Prediction #1 Although we may use fewer intraoral images, both bitewing and periapical, and even with advances in panoramic techniques and software that can replace some intraoral images, we still will need the higher resolution capability of film or digital intraoral images for high-risk “caries patients” to see the earliest lesions. Cone beam imaging will not replace intraoral or panoramic.
Question #2: Will tomography or panoramic imaging technique be replaced by CBVT?
My response to this question is a hearty “Yes”! Although tomographywas considered “state-of-the-art” for implant planning, even with the best machines and tomographic programs that are available in some panoramic machines, the technique is “labor intensive” once again. Despite the acceptable quality that these images may have, they cannot be made thin enough to precisely locate the alveolar crest in many cases. The technique’s magnification factors with either dedicated tomography or panoramic tomography programs must always be considered. Clinicians still have to factor in these technique parameters and leave the traditional 2 mm of “safety margin.” With CBVT the measurements are accurate to within 1/10 mm in most software. And, all structures are rendered in a 1:1 ratio in the image reconstruction software. The margin of error is more precise with CBVT. You can “recapture” 1 to 1.5 mm of space that might mean the difference between being able to place a fixture and not being able.

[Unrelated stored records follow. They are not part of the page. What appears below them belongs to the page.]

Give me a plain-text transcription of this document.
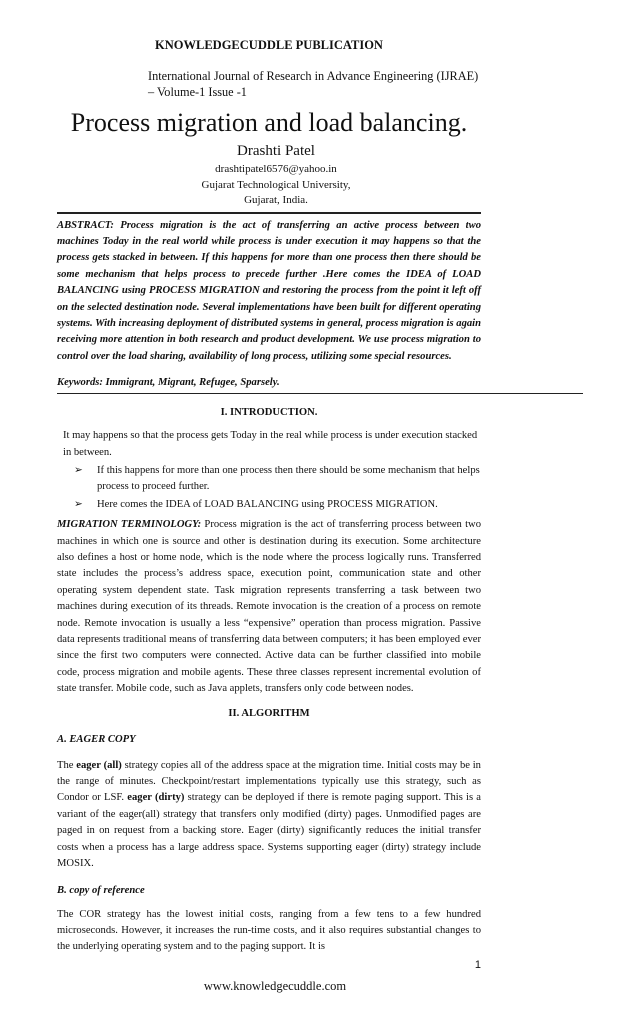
KNOWLEDGECUDDLE PUBLICATION
International Journal of Research in Advance Engineering (IJRAE) – Volume-1 Issue -1
Process migration and load balancing.
Drashti Patel
drashtipatel6576@yahoo.in
Gujarat Technological University,
Gujarat, India.
ABSTRACT: Process migration is the act of transferring an active process between two machines Today in the real world while process is under execution it may happens so that the process gets stacked in between. If this happens for more than one process then there should be some mechanism that helps process to precede further .Here comes the IDEA of LOAD BALANCING using PROCESS MIGRATION and restoring the process from the point it left off on the selected destination node. Several implementations have been built for different operating systems. With increasing deployment of distributed systems in general, process migration is again receiving more attention in both research and product development. We use process migration to control over the load sharing, availability of long process, utilizing some special resources.
Keywords: Immigrant, Migrant, Refugee, Sparsely.
I. INTRODUCTION.
It may happens so that the process gets Today in the real while process is under execution stacked in between.
➢ If this happens for more than one process then there should be some mechanism that helps process to proceed further.
➢ Here comes the IDEA of LOAD BALANCING using PROCESS MIGRATION.
MIGRATION TERMINOLOGY: Process migration is the act of transferring process between two machines in which one is source and other is destination during its execution. Some architecture also defines a host or home node, which is the node where the process logically runs. Transferred state includes the process’s address space, execution point, communication state and other operating system dependent state. Task migration represents transferring a task between two machines during execution of its threads. Remote invocation is the creation of a process on remote node. Remote invocation is usually a less “expensive” operation than process migration. Passive data represents traditional means of transferring data between computers; it has been employed ever since the first two computers were connected. Active data can be further classified into mobile code, process migration and mobile agents. These three classes represent incremental evolution of state transfer. Mobile code, such as Java applets, transfers only code between nodes.
II. ALGORITHM
A. EAGER COPY
The eager (all) strategy copies all of the address space at the migration time. Initial costs may be in the range of minutes. Checkpoint/restart implementations typically use this strategy, such as Condor or LSF. eager (dirty) strategy can be deployed if there is remote paging support. This is a variant of the eager(all) strategy that transfers only modified (dirty) pages. Unmodified pages are paged in on request from a backing store. Eager (dirty) significantly reduces the initial transfer costs when a process has a large address space. Systems supporting eager (dirty) strategy include MOSIX.
B. copy of reference
The COR strategy has the lowest initial costs, ranging from a few tens to a few hundred microseconds. However, it increases the run-time costs, and it also requires substantial changes to the underlying operating system and to the paging support. It is
1
www.knowledgecuddle.com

As an aside, many clinicians first encountering CBVT images, and stuck in their conventional imaging techniques, confuse the term 1:1 ratio with their perception of “life size!” If the structures are rendered in a precise 1:1 ratio, we can make the image of an implant site into an 8- × 11-inch glossy print. And if the measured length says 12.2 mm, it IS 12.2 mm to within 1/10 of a millimeter! You do not have to use tiny little transparency overlays with implant icon fixtures over a tiny little image of the mandible or maxilla. Those days are gone! That is not the “state-of-the-art” any longer. Images like that in Fig. 4 illustrate this point.
As for panoramic imaging remaining a “standard of care,” I can state this. In my opinion it really was never a standard of care. Clinicians, including oral and maxillofacial surgeons, were placing themselves at some risk for using a panoramic image as the sole radiographic means of implant site assessment. Some still do. Now that CBVT has become so widely available, the use of a panoramic image, with the myriad of positioning errors made and the lack of the cross-sectional information cannot be justified. Anyone who persists using this image as their only image for implant site evaluation will have a serious liability issue in my opinion. Fig. 5 A–D show the improved information available with CBVT technique software.
Prediction #2 CBVT will replace conventional tomography as the “standard of care,” and should now be used in place of panoramic imaging to assess any implant site.